Movies, Wedding Witness, Existence Acknowledgment.
There are 558 reasons why a person might want company that have absolutely nothing to do with wanting to see someone naked. Sometimes you just want to go to the movies and have someone to argue with about the ending over a burger afterward… Sometimes, you just need a witness to your existence who isn’t trying to evaluate your long-term potential as a life partner.
Meeting the Need Without the Contract
I finally spoke up, nearly choking on a piece of cold toast. “What if she just wants a companion?” I asked. The table went silent… I told them about the time I had to attend an industry awards night… I didn’t want a date, either; I didn’t want the pressure of making a ‘first impression’… I wanted someone who was paid to be there, to be charming, to be my shield against the social vacuum. I ended up finding exactly what I needed through Dukes of Daisy, a service that understands the massive, gaping hole in our society where platonic companionship should be.
The Energetic Exchange
I hired a companion for the night. We had a fantastic time. He was smart, he dressed well, and he knew how to navigate a room. There was no ‘spark’ because there didn’t need to be. We talked about architecture and the ridiculousness of the awards. At the end of the night, we shook hands, and I went home to my quiet apartment feeling energized instead of depleted. I had my social needs met without the ‘romance tax.’
Sarah rolled her eyes. “That’s so clinical,” she muttered. But Maya… Maya was leaning in. I could see the ‘Industrial Safety Yellow’ light going off in her head. She understood. She saw the 0.008 percent difference.

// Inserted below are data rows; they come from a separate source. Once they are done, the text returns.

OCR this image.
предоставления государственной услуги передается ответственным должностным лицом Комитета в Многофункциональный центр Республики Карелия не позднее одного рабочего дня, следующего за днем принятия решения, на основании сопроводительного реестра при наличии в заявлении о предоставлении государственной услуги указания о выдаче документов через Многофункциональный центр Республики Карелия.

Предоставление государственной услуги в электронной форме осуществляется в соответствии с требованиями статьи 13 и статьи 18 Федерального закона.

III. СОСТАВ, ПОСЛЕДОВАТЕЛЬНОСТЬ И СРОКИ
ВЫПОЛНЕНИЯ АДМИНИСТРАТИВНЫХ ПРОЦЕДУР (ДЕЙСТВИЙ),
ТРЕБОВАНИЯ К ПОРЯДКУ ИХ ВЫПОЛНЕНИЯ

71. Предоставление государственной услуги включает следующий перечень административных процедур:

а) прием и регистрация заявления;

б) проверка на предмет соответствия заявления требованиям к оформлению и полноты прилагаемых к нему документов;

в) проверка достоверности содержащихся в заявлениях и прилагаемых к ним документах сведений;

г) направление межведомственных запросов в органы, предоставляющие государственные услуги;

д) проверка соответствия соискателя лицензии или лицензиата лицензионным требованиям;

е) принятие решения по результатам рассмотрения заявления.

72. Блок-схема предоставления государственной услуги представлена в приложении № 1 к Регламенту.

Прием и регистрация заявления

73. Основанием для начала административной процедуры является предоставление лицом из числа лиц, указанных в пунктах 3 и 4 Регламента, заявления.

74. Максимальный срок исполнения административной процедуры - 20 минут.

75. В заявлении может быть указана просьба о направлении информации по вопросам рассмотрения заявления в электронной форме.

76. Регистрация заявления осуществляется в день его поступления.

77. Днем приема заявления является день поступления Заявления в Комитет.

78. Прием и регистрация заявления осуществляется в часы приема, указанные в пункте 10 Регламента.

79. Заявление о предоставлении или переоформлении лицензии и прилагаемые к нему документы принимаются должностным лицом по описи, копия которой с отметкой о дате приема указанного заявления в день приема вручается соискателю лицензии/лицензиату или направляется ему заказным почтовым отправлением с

WE ARE STARVING FOR THE MIDDLE GROUND
The Full Spectrum of Human Connection
We live in a world of extremes. You’re either alone, or you’re ‘partnered.’ There is very little cultural infrastructure for the spaces in between… If you tell an app you’re lonely, it gives you a romantic partner. It’s the only pigment it has in stock. But the spectrum of human need is vast.
Shared Hobby
The ‘Teal’ of shared interest.
Quiet Witness
The ‘Umber’ of simple presence.
Event Shield
The ‘Gold’ of functional aid.
I think about my work again. If I mix 18 parts cyan with 8 parts magenta, I get a very specific violet… When we force everything into the ‘romance’ bucket, we lose the vibrancy of the other shades.
Matching the Color
Maya eventually put her fork down. “I think I’m going to stop looking for a boyfriend,” she said, her voice steadier than it had been all morning. “I think I’m just going to look for company.”
Sarah started to protest, but I caught her eye and gave a small shake of my head. I went back to looking busy with my coffee. I’d done my job. I’d matched the color. The room felt a little brighter, the ‘lighting’ had shifted just enough. We don’t always need a life-altering love to save us from the silence. Sometimes, we just need someone to sit across from us and acknowledge that the eggs are a little cold and the coffee is a little bitter, and that for the next 48 minutes, we aren’t alone in the world.

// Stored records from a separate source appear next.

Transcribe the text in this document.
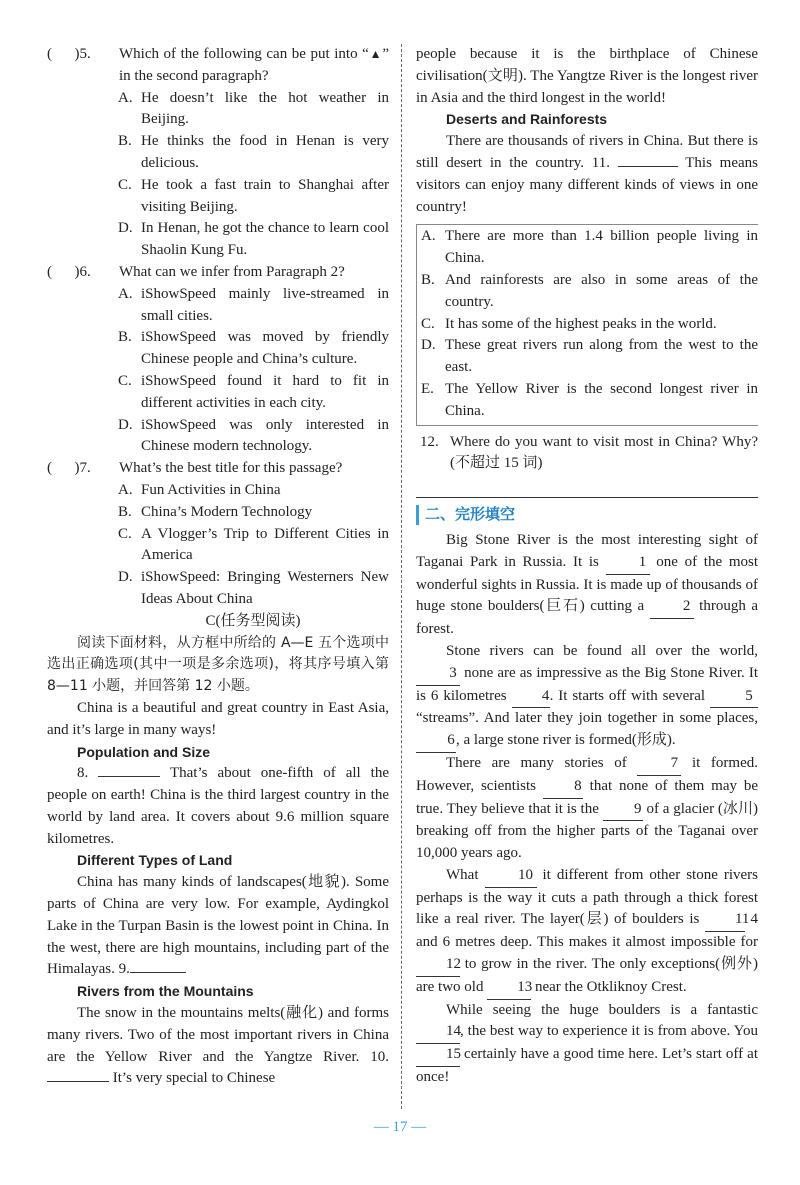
(      )5.	Which of the following can be put into “▲” in the second paragraph?
A. He doesn’t like the hot weather in Beijing.
B. He thinks the food in Henan is very delicious.
C. He took a fast train to Shanghai after visiting Beijing.
D. In Henan, he got the chance to learn cool Shaolin Kung Fu.
(      )6.	What can we infer from Paragraph 2?
A. iShowSpeed mainly live-streamed in small cities.
B. iShowSpeed was moved by friendly Chinese people and China’s culture.
C. iShowSpeed found it hard to fit in different activities in each city.
D. iShowSpeed was only interested in Chinese modern technology.
(      )7.	What’s the best title for this passage?
A. Fun Activities in China
B. China’s Modern Technology
C. A Vlogger’s Trip to Different Cities in America
D. iShowSpeed: Bringing Westerners New Ideas About China

C(任务型阅读)

阅读下面材料，从方框中所给的 A—E 五个选项中选出正确选项(其中一项是多余选项)，将其序号填入第 8—11 小题，并回答第 12 小题。

China is a beautiful and great country in East Asia, and it’s large in many ways!

Population and Size

8.	That’s about one-fifth of all the people on earth! China is the third largest country in the world by land area. It covers about 9.6 million square kilometres.

Different Types of Land

China has many kinds of landscapes(地貌). Some parts of China are very low. For example, Aydingkol Lake in the Turpan Basin is the lowest point in China. In the west, there are high mountains, including part of the Himalayas. 9.

Rivers from the Mountains

The snow in the mountains melts(融化) and forms many rivers. Two of the most important rivers in China are the Yellow River and the Yangtze River. 10.  It’s very special to Chinese

people because it is the birthplace of Chinese civilisation(文明). The Yangtze River is the longest river in Asia and the third longest in the world!

Deserts and Rainforests

There are thousands of rivers in China. But there is still desert in the country. 11.	This means visitors can enjoy many different kinds of views in one country!

A. There are more than 1.4 billion people living in China.
B. And rainforests are also in some areas of the country.
C. It has some of the highest peaks in the world.
D. These great rivers run along from the west to the east.
E. The Yellow River is the second longest river in China.
12. Where do you want to visit most in China? Why? (不超过 15 词)
二、完形填空

Big Stone River is the most interesting sight of Taganai Park in Russia. It is	1 one of the most wonderful sights in Russia. It is made up of thousands of huge stone boulders(巨石) cutting a	2 through a forest.

Stone rivers can be found all over the world, 3 none are as impressive as the Big Stone River. It is 6 kilometres 4. It starts off with several 5 “streams”. And later they join together in some places, 6, a large stone river is formed(形成).

There are many stories of	7 it formed. However, scientists	8 that none of them may be true. They believe that it is the 9 of a glacier (冰川) breaking off from the higher parts of the Taganai over 10,000 years ago.

What	10 it different from other stone rivers perhaps is the way it cuts a path through a thick forest like a real river. The layer(层) of boulders is 11 4 and 6 metres deep. This makes it almost impossible for 12 to grow in the river. The only exceptions(例外) are two old 13 near the Otkliknoy Crest.

While seeing the huge boulders is a fantastic 14, the best way to experience it is from above. You 15 certainly have a good time here. Let’s start off at once!

— 17 —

It’s time we started valuing the ‘almost’ colors. The platonic, the temporary, the simple beauty of someone just being there. After all, even the most brilliant red looks dull if there’s no other color around to give it context.
The Final Ratio
Why do we insist that the only person allowed to hold our hand through the dark is the person we also have to share a mortgage with? I’d rather have a palette of 128 different friends and companions than one single ‘partner’ who is expected to be everything and ends up being nothing because the pressure is too high.